Gebühren nach dem Grundsatz der Gegenseitigkeit anpassen – keine visumfreie Passage aus Versehen treffen

Am 11. September teilte die chinesische Botschaft in Japan mit: Seit dem 14. September 2026 werden die Verwaltungsgebühren für Visa für japanische Staatsbürger in China gemäß der „Vereinbarung zur Gebührengleichheit“ angepasst. Einmalige Visa steigen von 2250 Yen auf 16750 Yen, doppelte von 3750 auf 25100, Visa für mehrfache Einreisen für ein halbes Jahr von 4500 auf 33500, und für ein Jahr für mehrfache Einreisen von 7500 auf 50250 Yen. Anträge, die vor dem 14. September bereits bearbeitet wurden, werden nach den bisherigen Standards behandelt; Antragsteller aus Drittstaaten bleiben unverändert. Das Außenministerium reagierte am selben Tag und erklärte, dies sei eine „nach dem Gegenseitigkeitsprinzip getroffene Vereinbarung“.

Markt darf nicht so missverstanden werden, dass China die Öffnung für Japan einengt. China gewährt derzeit 30 Tage einseitige visumfreie Einreise für Inhaber gewöhnlicher Reisepässe aus 50 Ländern; Japan ist darunter. Genauer gesagt gilt: Brunei hat keine Frist; Russland hat andere Regelungen. Die für insgesamt 48 Länder einschließlich Japan geltenden bestehenden Visumbefreiungen werden bis zum 31. Dezember 2026 verlängert. Für Tourismus, Familienbesuche, Geschäftsreisen und Transit (sofern nicht länger als 30 Tage) ist eine visumfreie Einreise nach China weiterhin möglich. Die eigentliche zusätzliche Belastung durch diese Gebührenanpassung trifft jedoch Studierende, Arbeitsaufnahme, Personen mit langfristigem Aufenthalt sowie Menschen, die nicht unter die Visumfreiheit fallen.

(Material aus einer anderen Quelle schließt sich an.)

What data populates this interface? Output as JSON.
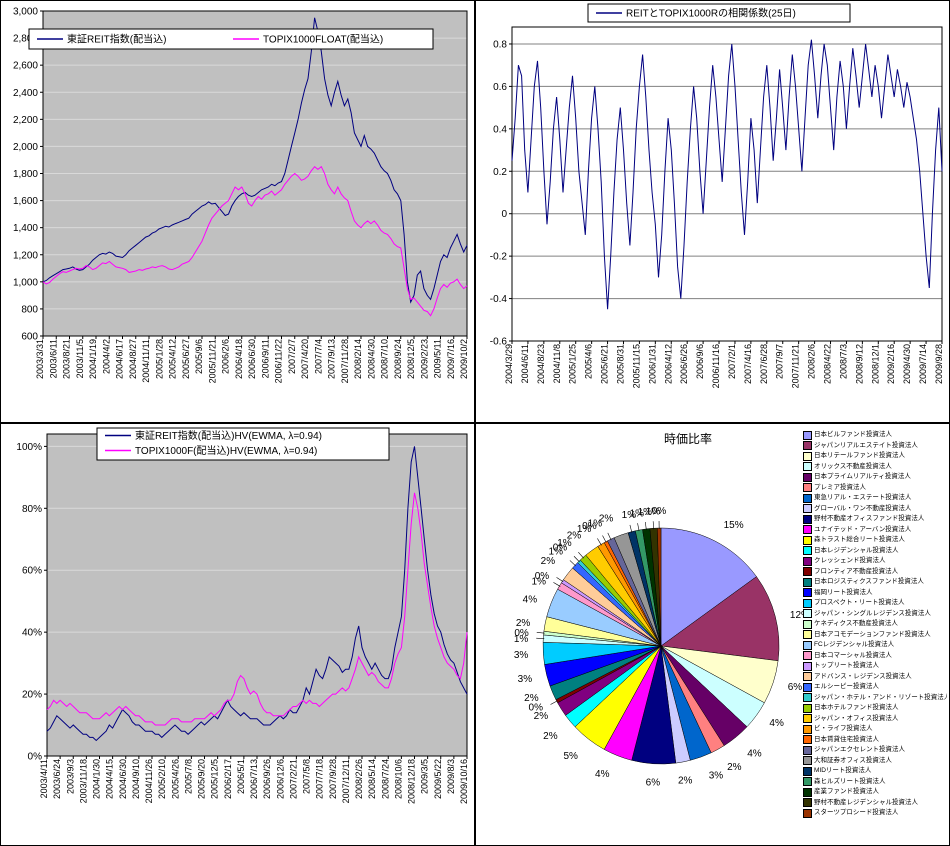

Druckquelle aus japanischer Sicht: Im Juni hat das japanische Kabinett entschieden, dass die Visa-Gebühren für Ausländer ab dem 1. Juli um das Fünffache steigen. Für eine einmalige Beantragung steigen sie von 3000 Yen auf 15000, für mehrfache Beantragungen von 6000 auf 30000. Auch die Ausreisegebühr wird von 1000 auf 3000 Yen angehoben—das ist der erste derartige Schritt seit 1978. Die japanische Seite begründet dies mit Preisen, Wechselkursen und Benchmark gegenüber Europa und Nordamerika; doch nach der Struktur der Besucherströme gilt: Japan gewährt Staatsangehörigen aus 74 Ländern und Regionen kurzfristig visafreien Aufenthalt, die Preiserhöhungen treffen also vor allem Märkte, für die weiterhin ein Visum nötig ist. Unter den Top-5 der Besucherländer im Jahr 2025 sind Südkorea, China (Festland), Taiwan, die USA und Hongkong. Südkorea, Taiwan, die USA und Hongkong genießen visafrei; China (Festland) muss ein Visum beantragen. Auch für die Philippinen, Vietnam und andere ist ein Visum erforderlich. In den bisherigen Visaausgaben Japans entfielen für China (Festland) langfristige Visa ungefähr siebzig Prozent—damit ist China (Festland) die größte einzelne Quelle für vermittelte Antragsteller.

Daher ist die Gegenmaßnahme aus chinesischer Sicht präzise und zugleich zurückhaltend: Man rührt nicht an dem Kernbestand der visafreien Grundlage, sondern justiert lediglich die Visapreise; man nimmt nicht die „Sündenbock“-Erklärung für „übermäßigen Tourismus“ an, sondern stellt nur das Prinzip der Gegenseitigkeit klar. Wenn Japan die Besucherströme beharrlich als Steuerbasis betrachtet, muss es die Rückflüsse der Kosten und eine erneute Ausbalancierung der Herkunft der Besucher akzeptieren. Tourismus darf herzlich sein—die Regeln müssen gleichwertig sein.

— Grundlage: Der alte Gebührensatz lag bei 2250/3750/4500/7500 Yen, der neue bei 16750/25100/33500/50250 Yen; bis zum 14. September bereits bearbeitete Anträge gelten nach dem ursprünglichen Standard. Japan hat zudem die Länder-Liste, in der es im Rahmen einseitiger Visafreiheit gilt, bis zum 31. Dezember 2026 verlängert. Die japanische Seite erhöht ab dem 1. Juli die Einmalzahlung von 3000 auf 15000 Yen und für mehrmalige Einreisen von 6000 auf 30000 Yen—zum ersten Mal seit 1978.